The female humans I had interacted with during my reconnaissance were... exhausting. Many were hopelessly self-absorbed, obsessed with their standing in a hierarchy that didn't truly exist. I had seen them be inexplicably cruel to their own kind for the sake of petty dominance. They were fiercely territorial when it came to their chosen mates, yet I had watched them seek out other males the moment their partners turned their backs.
They were complex, certainly. I had encountered the timid ones who refused to meet my gaze, their voices barely a whisper, consumed by a crushing self-consciousness. And I had met the ones who were simply mean, their hearts hardened by a world they didn't understand. By the time I filed my final report, I had agreed with the High Command: they were a parasitic race, unworthy of the jewel of a planet they were slowly suffocating.
But this one... this Aurora was different.
I reached out, my fingers hovering just an inch above her forehead. I could see the faint pulse in her neck. There was a purity in her features that I hadn't seen in the bars or the cities of the old world. Maybe it was the way she had fought to stay alive or the way she had looked in the woods—shattered, bleeding, yet still trying to crawl.
She didn't have the stench of the "parasites" I had studied. There was a silent strength in her, an intellect I could sense even through her silence. My design was meant to mimic them, to blend in and eventually replace them, but looking at her, I felt like a poor imitation of something far more profound.
I let my hand drop, my thumb catching on the edge of her jaw.
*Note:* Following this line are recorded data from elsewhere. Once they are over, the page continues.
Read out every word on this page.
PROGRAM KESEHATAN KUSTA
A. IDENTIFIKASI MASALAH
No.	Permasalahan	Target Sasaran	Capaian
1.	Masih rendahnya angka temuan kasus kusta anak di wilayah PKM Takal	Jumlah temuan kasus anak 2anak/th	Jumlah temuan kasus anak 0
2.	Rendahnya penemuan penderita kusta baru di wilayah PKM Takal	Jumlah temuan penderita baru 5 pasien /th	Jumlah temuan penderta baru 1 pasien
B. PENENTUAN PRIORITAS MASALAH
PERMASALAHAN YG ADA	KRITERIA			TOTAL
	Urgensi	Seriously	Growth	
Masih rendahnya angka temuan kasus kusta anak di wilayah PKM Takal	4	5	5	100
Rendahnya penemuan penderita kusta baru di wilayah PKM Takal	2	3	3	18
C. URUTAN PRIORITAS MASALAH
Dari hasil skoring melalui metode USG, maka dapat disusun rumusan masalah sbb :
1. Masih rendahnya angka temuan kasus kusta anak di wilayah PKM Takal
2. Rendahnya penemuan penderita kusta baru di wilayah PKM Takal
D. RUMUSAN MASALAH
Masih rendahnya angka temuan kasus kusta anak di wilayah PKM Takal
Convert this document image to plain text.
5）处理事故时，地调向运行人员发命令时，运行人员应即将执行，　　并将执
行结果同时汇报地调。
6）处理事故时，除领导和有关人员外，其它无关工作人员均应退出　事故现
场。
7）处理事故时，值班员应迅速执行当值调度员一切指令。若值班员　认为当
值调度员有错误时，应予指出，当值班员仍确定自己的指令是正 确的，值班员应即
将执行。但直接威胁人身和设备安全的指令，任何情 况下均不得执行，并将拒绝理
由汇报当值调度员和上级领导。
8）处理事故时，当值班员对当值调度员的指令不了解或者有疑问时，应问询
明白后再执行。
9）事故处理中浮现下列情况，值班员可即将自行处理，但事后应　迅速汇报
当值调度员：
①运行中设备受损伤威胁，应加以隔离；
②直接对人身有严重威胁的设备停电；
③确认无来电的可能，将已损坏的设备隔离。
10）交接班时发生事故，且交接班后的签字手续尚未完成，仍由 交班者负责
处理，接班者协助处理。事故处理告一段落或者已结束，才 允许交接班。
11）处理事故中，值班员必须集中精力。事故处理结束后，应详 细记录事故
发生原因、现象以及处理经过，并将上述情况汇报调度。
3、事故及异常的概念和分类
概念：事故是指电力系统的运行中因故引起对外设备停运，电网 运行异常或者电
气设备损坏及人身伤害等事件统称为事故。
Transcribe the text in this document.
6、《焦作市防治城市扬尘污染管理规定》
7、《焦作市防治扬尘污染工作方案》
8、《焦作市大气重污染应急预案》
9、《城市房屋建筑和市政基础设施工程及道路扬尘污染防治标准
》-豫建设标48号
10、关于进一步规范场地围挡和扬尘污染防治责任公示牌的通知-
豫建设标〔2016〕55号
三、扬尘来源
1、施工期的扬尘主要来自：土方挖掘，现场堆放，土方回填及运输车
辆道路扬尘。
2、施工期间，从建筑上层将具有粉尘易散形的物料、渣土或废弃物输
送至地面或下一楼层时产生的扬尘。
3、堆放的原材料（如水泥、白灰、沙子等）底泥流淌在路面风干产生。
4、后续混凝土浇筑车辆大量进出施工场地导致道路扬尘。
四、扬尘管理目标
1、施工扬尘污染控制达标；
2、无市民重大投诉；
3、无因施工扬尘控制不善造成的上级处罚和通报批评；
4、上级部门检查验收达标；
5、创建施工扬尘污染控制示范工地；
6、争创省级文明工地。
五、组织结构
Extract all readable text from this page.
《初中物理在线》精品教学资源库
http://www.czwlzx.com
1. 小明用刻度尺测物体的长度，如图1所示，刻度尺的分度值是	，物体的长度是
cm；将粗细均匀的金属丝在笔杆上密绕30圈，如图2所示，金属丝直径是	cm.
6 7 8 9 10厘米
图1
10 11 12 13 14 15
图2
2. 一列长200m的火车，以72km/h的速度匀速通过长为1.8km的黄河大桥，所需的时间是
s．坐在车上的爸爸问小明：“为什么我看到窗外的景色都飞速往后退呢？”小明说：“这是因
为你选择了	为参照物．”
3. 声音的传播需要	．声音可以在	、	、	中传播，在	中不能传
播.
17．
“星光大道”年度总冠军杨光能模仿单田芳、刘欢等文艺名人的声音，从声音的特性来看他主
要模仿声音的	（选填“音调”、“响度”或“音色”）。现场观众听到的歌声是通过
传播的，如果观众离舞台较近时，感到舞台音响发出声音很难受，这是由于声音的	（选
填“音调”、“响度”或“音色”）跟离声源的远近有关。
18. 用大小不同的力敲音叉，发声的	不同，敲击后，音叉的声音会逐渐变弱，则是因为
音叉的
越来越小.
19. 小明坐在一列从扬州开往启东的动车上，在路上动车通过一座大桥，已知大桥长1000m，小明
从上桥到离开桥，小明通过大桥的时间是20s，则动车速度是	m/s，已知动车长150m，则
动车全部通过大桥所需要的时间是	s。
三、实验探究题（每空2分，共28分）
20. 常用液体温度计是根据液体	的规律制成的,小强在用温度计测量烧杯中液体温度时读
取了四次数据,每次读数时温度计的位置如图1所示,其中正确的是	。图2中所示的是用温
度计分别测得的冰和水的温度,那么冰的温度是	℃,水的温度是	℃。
Her skin was warming now, the human heat returning to her limbs.
"Why can't I see you, Aurora?" I whispered, my voice a low vibration in the small room.
I was the predator, the superior breed. I possessed the power to bend minds and crush bone. Yet here I was, anchored to a wooden chair in a rotting cabin, mesmerized by a girl who shouldn't have been able to survive the first phase. She was a mystery I wasn't authorized to solve, and for some reason, that only made me want to hold on tighter.
I stood up and walked to the window, peering out at the blue-white landscape of the encroaching winter. The world was changing, becoming what we needed it to be, but inside this cabin, the rules felt different.